While Berlusconi’s name abroad evokes memories of “bunga bunga” sex parties and wisecracks, Tajani is a much less colorful character, whose pro-European instincts would make him a reassuring figure for international markets.

Those very same instincts would pose a problem for Berlusconi’s hardline allies, who have regularly denounced the European Union and have called for Italy to quit the euro.

“The leader of the center-right needs to be chosen through a clear process, perhaps a primary,” Giorgia Meloni, the head of Brothers of Italy, told Sky Italia television on Sunday.

“I imagine that whatever grassroots method you decide, Tajani will not win out,” she said.

Brothers of Italy is a small, nationalist party, which is anti-migrant and anti-euro. It tries to differentiate itself from the League by saying it focuses on the whole country, not just the wealthy north.

Buoyed by the League’s strong poll numbers, Salvini says the leader of the party which wins the most votes next year should automatically be the prime ministerial candidate.

But Berlusconi, a four-times premier, has ruled out handing over the baton of power to Salvini, who has embraced Europe’s far-right and endorsed France’s National Front.

“We created the center-right in Italy and we have always been its leader, laying out and fulfilling its program,” Berlusconi said on Sunday. The two men have not spoken for months, saying they are in no hurry to discuss strategy.

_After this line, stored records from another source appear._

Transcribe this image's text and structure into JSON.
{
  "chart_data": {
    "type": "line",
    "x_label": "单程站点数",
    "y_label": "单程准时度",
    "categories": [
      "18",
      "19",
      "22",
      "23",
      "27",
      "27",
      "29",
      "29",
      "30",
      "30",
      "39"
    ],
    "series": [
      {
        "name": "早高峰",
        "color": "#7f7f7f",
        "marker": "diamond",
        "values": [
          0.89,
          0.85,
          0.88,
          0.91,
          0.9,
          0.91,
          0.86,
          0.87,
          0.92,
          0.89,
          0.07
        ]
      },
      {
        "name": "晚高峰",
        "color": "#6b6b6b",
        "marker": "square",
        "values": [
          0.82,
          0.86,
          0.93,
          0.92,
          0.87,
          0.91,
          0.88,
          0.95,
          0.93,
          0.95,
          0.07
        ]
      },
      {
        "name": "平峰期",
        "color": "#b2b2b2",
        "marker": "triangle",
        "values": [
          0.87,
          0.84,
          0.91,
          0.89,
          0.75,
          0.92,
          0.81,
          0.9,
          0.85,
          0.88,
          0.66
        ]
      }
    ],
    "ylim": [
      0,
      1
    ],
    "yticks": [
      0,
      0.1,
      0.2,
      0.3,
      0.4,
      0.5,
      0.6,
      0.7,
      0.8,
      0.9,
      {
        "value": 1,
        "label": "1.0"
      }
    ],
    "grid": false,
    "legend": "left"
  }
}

Political analysts have speculated that the pro-business Forza Italia might find it easier to create a government of national unity with former prime minister Matteo Renzi’s PD party rather than the populist Northern League.

Forza Italia loyalists reject this notion.

“We ruled with the Northern League for years in national government and we are ruling with them now in the regions and it is going well,” said Forza Italia lawmaker Deborah Bergamini.

One such regional coalition is in Liguria, headed by Forza Italia’s Giovanni Toti. He attended both the Forza Italia and Northern League rallies at the weekend and is due to take part in a Brothers of Italy meeting this weekend.

“Toti has been carefully building bridges between the three parties and would be a natural choice to head any national coalition,” Bologna University’s Ignazi said.